Les 243 filles

Silver · Reine du Comptoir

Gingembre

Son comptoir n’a pas de licence pour l’alcool ; personne ne s’en est jamais aperçu.

« Je ne sers que du soda. L’ivresse, c’est moi. »
Gingembre

D’où il vient

Gingembre a grandi derrière la fontaine à soda d’un drugstore qui refusait de mourir, le dernier de la rue à servir des flotteurs pendant que les néons poussaient tout autour. C’est lui qui l’a sauvé : les fêtardes ont pris l’habitude de finir leurs nuits sur ses tabourets chromés, parce que la dernière heure de la nuit cherche toujours un endroit qui rit encore, et que chez lui, on rit. Le patron lui a laissé les clés, puis la caisse, puis l’enseigne. Il patinait déjà comme si tout lui appartenait.

Sa manière

Sa tchatche est un feu roulant servi avec deux pailles : il vanne, relance, rebaptise les clientes, et personne n’a jamais réussi à en placer une sans repartir amie. Les fêtardes sont son territoire naturel — elles débarquent à quatre heures, ivres de partout sauf de soda, et repartent une heure plus tard, plus légères de moitié, persuadées d’avoir vécu la meilleure partie de leur nuit sur un tabouret. Elles n’ont pas tort, et c’est précisément le problème des clubs voisins.

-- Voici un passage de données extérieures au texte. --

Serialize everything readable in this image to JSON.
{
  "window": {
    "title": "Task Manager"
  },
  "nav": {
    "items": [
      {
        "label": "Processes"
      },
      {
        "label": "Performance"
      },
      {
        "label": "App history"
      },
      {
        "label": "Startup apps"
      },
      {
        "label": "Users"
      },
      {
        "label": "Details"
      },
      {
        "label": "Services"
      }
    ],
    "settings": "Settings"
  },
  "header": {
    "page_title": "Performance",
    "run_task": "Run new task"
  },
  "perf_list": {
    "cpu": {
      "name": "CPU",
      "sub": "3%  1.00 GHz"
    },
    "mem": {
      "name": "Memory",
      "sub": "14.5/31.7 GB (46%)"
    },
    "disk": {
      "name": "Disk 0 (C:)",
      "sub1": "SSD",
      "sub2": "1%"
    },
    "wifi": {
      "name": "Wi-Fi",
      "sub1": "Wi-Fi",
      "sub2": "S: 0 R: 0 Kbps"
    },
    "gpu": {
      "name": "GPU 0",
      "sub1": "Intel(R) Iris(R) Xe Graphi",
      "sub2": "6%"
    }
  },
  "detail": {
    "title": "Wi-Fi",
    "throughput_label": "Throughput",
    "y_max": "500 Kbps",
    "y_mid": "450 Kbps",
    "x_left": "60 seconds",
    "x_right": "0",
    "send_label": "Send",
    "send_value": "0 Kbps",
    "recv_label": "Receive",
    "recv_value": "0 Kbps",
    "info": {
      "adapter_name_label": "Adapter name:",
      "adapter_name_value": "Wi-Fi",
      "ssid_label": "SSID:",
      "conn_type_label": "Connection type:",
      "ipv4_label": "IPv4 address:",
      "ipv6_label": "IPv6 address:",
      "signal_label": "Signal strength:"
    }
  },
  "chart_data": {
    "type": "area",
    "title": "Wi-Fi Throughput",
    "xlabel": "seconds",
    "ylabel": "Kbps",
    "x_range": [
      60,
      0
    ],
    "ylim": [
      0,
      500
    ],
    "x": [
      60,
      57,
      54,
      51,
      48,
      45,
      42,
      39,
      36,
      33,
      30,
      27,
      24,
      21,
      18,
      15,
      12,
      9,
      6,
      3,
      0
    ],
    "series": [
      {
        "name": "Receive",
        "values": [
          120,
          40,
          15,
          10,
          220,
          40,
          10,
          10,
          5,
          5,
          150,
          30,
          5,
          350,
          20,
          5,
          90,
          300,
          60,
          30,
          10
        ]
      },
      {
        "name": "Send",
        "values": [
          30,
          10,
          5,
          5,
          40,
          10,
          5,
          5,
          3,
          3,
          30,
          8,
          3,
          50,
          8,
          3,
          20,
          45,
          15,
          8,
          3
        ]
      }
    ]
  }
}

Derrière la mousse, un roi du comptoir à l’ancienne : il forme les nouveaux au bagou comme on apprend un instrument — le rythme d’abord, les paroles ensuite — et rien n’échappe au chrome de sa fontaine, qui lui rend la salle entière en reflet pendant qu’il remplit les verres. Les capsules sautent, les farces pleuvent, et au milieu de tout ça, un magnétisme de grande scène : la banane cuivrée entre dans la pièce une seconde avant lui, et la pièce est déjà de meilleure humeur.

Ce qui le tient debout

Ce qui le tient debout : quarante minutes de banane chaque soir, jamais négociées, même les soirs d’orage — on ne sert pas la joie décoiffée. Et la dernière tournée rituelle, offerte, mousse débordante, pour que la nuit finisse sur une bulle. Son rêve pétille sans mystère : une enseigne à son nom sur la Rue de la Soif, lettres de cuivre, patins obligatoires, et un juke-box réglé pour que la fête ne sache jamais quelle heure il est.

Son école

Reine du Comptoir

Le comptoir est une école de mémoire et de patience. On y apprend les prénoms, les commandes, les chagrins ; l’art de transformer un inconnu en habitué et un habitué en famille. On y apprend surtout à écouter — vraiment, en essuyant un verre, sans jamais avoir l’air d’attendre la fin. Ce qu’on y perd : ses soirées, et l’illusion que les gens sont compliqués. On reconnaît une Reine du Comptoir à ceci : elle essuie ce qui est déjà propre, se souvient de ta commande d’il y a deux ans, et ferme la caisse sans la regarder… pendant que tu la regardes, toi.

Son tempérament

La Farceuse

Elle glisse un faux cafard dans la caisse et un vrai fou rire dans l’équipe ; à quatre heures du matin, c’est elle qui tient tout le monde debout… et le Boss un peu sur les nerfs, dans le bon sens.